Fundamentally, the Dalai Lama and the Archbishop were trying to shift our perspective from focusing on I and me and mine to we and us and ours. Earlier in the week the Dalai Lama had referenced a classic study that suggested the constant use of personal pronouns leads to a greater risk of heart attack. In a multicenter prospective study of coronary heart disease, health researcher Larry Scherwitz found that people who more frequently said I, me, or mine had a higher risk of having a heart attack and had a higher risk of their heart attack being fatal. Scherwitz found that this so-called “self-involvement” was a better predictor of death than smoking, high cholesterol levels, or high blood pressure. A more recent study conducted by researcher Johannes Zimmerman found that people who more often use first-person singular words—I and me—are more likely to be depressed than people who more often use first-person plural—we and us. This was interesting evidence that being too self-regarding really does make us unhappy.

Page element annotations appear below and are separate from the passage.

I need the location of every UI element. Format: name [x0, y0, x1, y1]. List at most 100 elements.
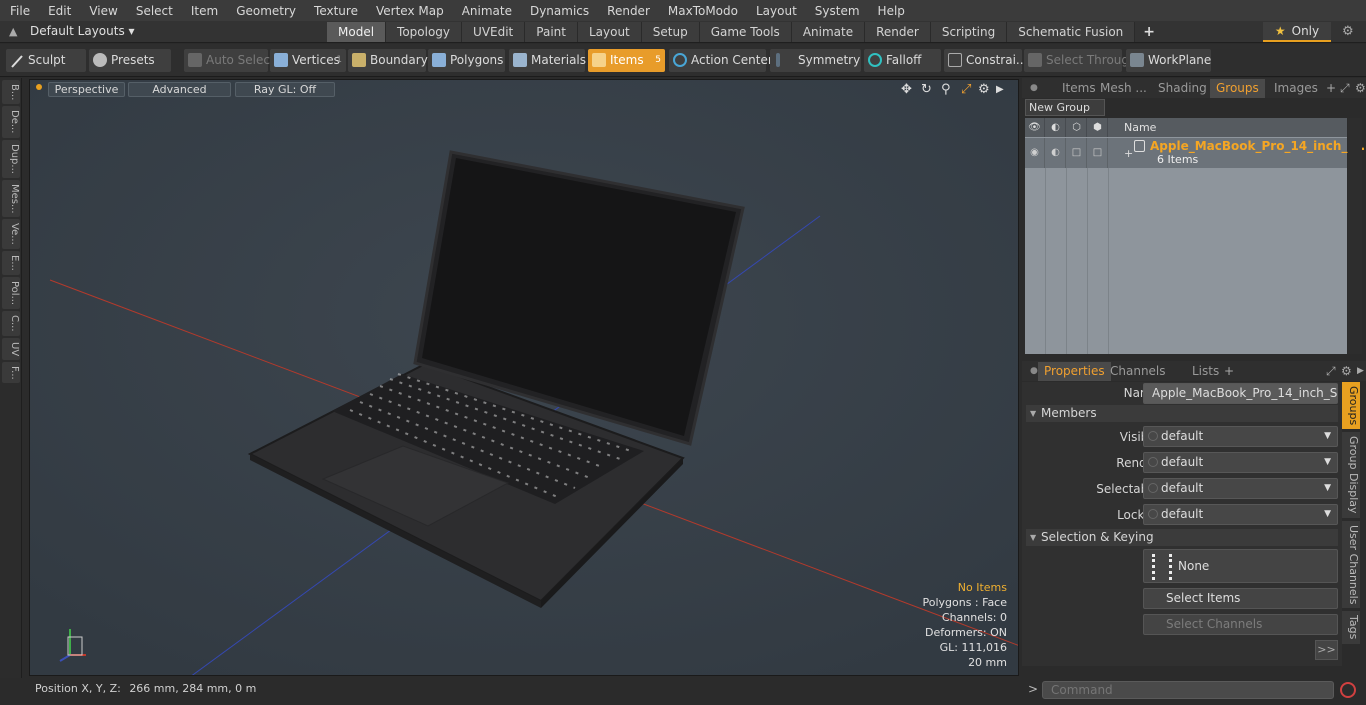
- menu-vertex-map[interactable]: Vertex Map: [367, 4, 453, 18]
- action-center-button[interactable]: Action Center: [669, 49, 773, 72]
- symmetry-button[interactable]: Symmetry: [770, 49, 861, 72]
- left-tab-mesh-edit[interactable]: Mes...: [2, 179, 20, 218]
- new-group-button[interactable]: New Group: [1025, 99, 1105, 116]
- tab-properties[interactable]: Properties: [1038, 362, 1111, 381]
- tab-images[interactable]: Images: [1268, 79, 1324, 98]
- tab-scripting[interactable]: Scripting: [930, 22, 1008, 42]
- menu-texture[interactable]: Texture: [305, 4, 367, 18]
- add-tab-icon[interactable]: +: [1135, 22, 1163, 42]
- materials-button[interactable]: Materials: [509, 49, 586, 72]
- menu-help[interactable]: Help: [869, 4, 914, 18]
- row-select-checkbox[interactable]: □: [1088, 138, 1108, 168]
- tab-animate[interactable]: Animate: [791, 22, 866, 42]
- group-list-scrollbar[interactable]: [1348, 118, 1362, 354]
- panel-gear-icon[interactable]: ⚙: [1349, 79, 1366, 98]
- menu-select[interactable]: Select: [127, 4, 182, 18]
- select-through-button[interactable]: Select Through: [1024, 49, 1137, 72]
- menu-geometry[interactable]: Geometry: [227, 4, 305, 18]
- tab-game-tools[interactable]: Game Tools: [699, 22, 792, 42]
- menu-edit[interactable]: Edit: [39, 4, 80, 18]
- vtab-group-display[interactable]: Group Display: [1342, 432, 1360, 518]
- add-props-tab-icon[interactable]: +: [1218, 362, 1240, 381]
- group-row[interactable]: ◉ ◐ □ □ + Apple_MacBook_Pro_14_inch_S...…: [1025, 138, 1366, 168]
- menu-dynamics[interactable]: Dynamics: [521, 4, 598, 18]
- left-tab-edge[interactable]: E...: [2, 251, 20, 275]
- falloff-button[interactable]: Falloff: [864, 49, 941, 72]
- vtab-groups[interactable]: Groups: [1342, 382, 1360, 430]
- left-tab-uv[interactable]: UV: [2, 337, 20, 360]
- viewport-expand-arrow-icon[interactable]: ▶: [996, 84, 1004, 95]
- tab-paint[interactable]: Paint: [525, 22, 578, 42]
- tab-shading[interactable]: Shading: [1152, 79, 1213, 98]
- layout-selector[interactable]: Default Layouts ▾: [30, 24, 135, 38]
- name-field[interactable]: Apple_MacBook_Pro_14_inch_Space_: [1143, 383, 1338, 404]
- viewport-options-dot-icon[interactable]: [36, 84, 42, 90]
- 3d-viewport[interactable]: Perspective Advanced Ray GL: Off ✥ ↻ ⚲ ⤢…: [29, 79, 1019, 676]
- selection-keying-section[interactable]: ▼ Selection & Keying: [1026, 529, 1338, 546]
- select-items-button[interactable]: Select Items: [1143, 588, 1338, 609]
- raygl-toggle[interactable]: Ray GL: Off: [235, 82, 335, 97]
- tab-groups[interactable]: Groups: [1210, 79, 1265, 98]
- tab-topology[interactable]: Topology: [386, 22, 463, 42]
- more-button[interactable]: >>: [1315, 640, 1338, 660]
- tab-channels[interactable]: Channels: [1104, 362, 1172, 381]
- visible-select[interactable]: default ▼: [1143, 426, 1338, 447]
- left-tab-vertex[interactable]: Ve...: [2, 219, 20, 250]
- expand-plus-icon[interactable]: +: [1124, 147, 1133, 160]
- select-channels-button[interactable]: Select Channels: [1143, 614, 1338, 635]
- gear-icon[interactable]: ⚙: [1342, 24, 1354, 39]
- lock-column-icon[interactable]: ⬡: [1067, 118, 1087, 137]
- left-tab-curve[interactable]: C...: [2, 310, 20, 336]
- tab-model[interactable]: Model: [327, 22, 387, 42]
- props-arrow-icon[interactable]: ▶: [1351, 362, 1366, 381]
- keying-none-button[interactable]: None: [1143, 549, 1338, 583]
- group-name[interactable]: Apple_MacBook_Pro_14_inch_S...: [1150, 139, 1366, 153]
- name-column-header[interactable]: Name: [1124, 121, 1156, 134]
- tab-uvedit[interactable]: UVEdit: [462, 22, 526, 42]
- tab-mesh[interactable]: Mesh ...: [1094, 79, 1153, 98]
- left-tab-fusion[interactable]: F...: [2, 361, 20, 384]
- boundary-button[interactable]: Boundary: [348, 49, 428, 72]
- viewport-gear-icon[interactable]: ⚙: [978, 82, 990, 97]
- polygons-button[interactable]: Polygons: [428, 49, 505, 72]
- zoom-view-icon[interactable]: ⚲: [941, 82, 951, 97]
- menu-file[interactable]: File: [0, 4, 39, 18]
- row-render-icon[interactable]: ◐: [1046, 138, 1066, 168]
- collapse-arrow-icon[interactable]: ▲: [9, 25, 17, 38]
- tab-setup[interactable]: Setup: [641, 22, 700, 42]
- rotate-view-icon[interactable]: ↻: [921, 82, 932, 97]
- sculpt-button[interactable]: Sculpt: [6, 49, 86, 72]
- panel-dot-icon[interactable]: ●: [1024, 79, 1044, 98]
- left-tab-duplicate[interactable]: Dup...: [2, 139, 20, 178]
- vtab-user-channels[interactable]: User Channels: [1342, 520, 1360, 609]
- menu-render[interactable]: Render: [598, 4, 659, 18]
- menu-view[interactable]: View: [80, 4, 126, 18]
- row-lock-checkbox[interactable]: □: [1067, 138, 1087, 168]
- menu-animate[interactable]: Animate: [453, 4, 521, 18]
- presets-button[interactable]: Presets: [89, 49, 171, 72]
- auto-select-button[interactable]: Auto Select: [184, 49, 275, 72]
- tab-render[interactable]: Render: [865, 22, 931, 42]
- maximize-view-icon[interactable]: ⤢: [961, 82, 971, 97]
- command-input[interactable]: [1042, 681, 1334, 699]
- render-select[interactable]: default ▼: [1143, 452, 1338, 473]
- selectable-select[interactable]: default ▼: [1143, 478, 1338, 499]
- vtab-tags[interactable]: Tags: [1342, 611, 1360, 644]
- menu-system[interactable]: System: [806, 4, 869, 18]
- view-mode-button[interactable]: Perspective: [48, 82, 125, 97]
- visibility-eye-icon[interactable]: 👁: [1025, 118, 1045, 137]
- shading-mode-button[interactable]: Advanced: [128, 82, 231, 97]
- record-icon[interactable]: [1340, 682, 1356, 698]
- tab-layout[interactable]: Layout: [577, 22, 642, 42]
- left-tab-basic[interactable]: B...: [2, 80, 20, 105]
- vertices-button[interactable]: Vertices 1: [270, 49, 346, 72]
- menu-item[interactable]: Item: [182, 4, 227, 18]
- members-section[interactable]: ▼ Members: [1026, 405, 1338, 422]
- menu-maxtomodo[interactable]: MaxToModo: [659, 4, 747, 18]
- select-column-icon[interactable]: ⬢: [1088, 118, 1108, 137]
- row-eye-icon[interactable]: ◉: [1025, 138, 1045, 168]
- tab-schematic-fusion[interactable]: Schematic Fusion: [1007, 22, 1136, 42]
- workplane-button[interactable]: WorkPlane: [1126, 49, 1211, 72]
- only-button[interactable]: ★ Only: [1263, 22, 1331, 42]
- left-tab-deform[interactable]: De...: [2, 106, 20, 138]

When we have a wider perspective, we are also less likely to spend our time lost in self-referential thoughts, ruminating. Jinpa offered another thought experiment designed to take us out of our self-absorption, one that the Archbishop described using when he was in the hospital being treated for prostate cancer, and that the Dalai Lama used when he was doubled over in pain from a gallbladder infection: Think about where you are suffering in your life and then think about all the other people who are going through a similar situation. This perhaps is quite literally the birth of compassion, which means “suffering with.” The incredible thing, the Dalai Lama and the Archbishop pointed out, was that this “suffering with” others reminds us that we are not alone, and actually lessens our own pain. This recognition of our interdependence begins to soften our rigid sense of self, the boundaries that separate us from others. The Dalai Lama had said earlier in the week, “If, on the other hand, I relate to others from the perspective of myself as someone different—a Buddhist, a Tibetan, and so on—I will then create walls to keep me apart from others.”
We were back at the conversation that began the week, when we had just gotten off the airplane and were sitting in the lounge of the airport. The Dalai Lama had asked, “Where is Bishop Tutu’s self? We can’t find it.” The Dalai Lama, in a traditional twist of Buddhist reasoning, said, “This is his body, but not himself. This is his mind, but not himself.” Buddhists follow this line of inquiry to reduce our attachment to our identity, recognizing that the less attached we are, the less defensive and reactive we will be and the more effective and skillful we can be.
As the Dalai Lama and the Archbishop explained, the wider perspective leads to serenity and equanimity. It does not mean we don’t have the strength to confront a problem, but we can confront it with creativity and compassion rather than rigidity and reactivity. When we take the perspective of others, we can empathize with them. One starts to see the interdependence that envelops us all, which reveals that how we treat others is ultimately how we treat ourselves. We also are able to recognize that we do not control all aspects of any situation. This leads to a greater sense of humility, humor, and acceptance.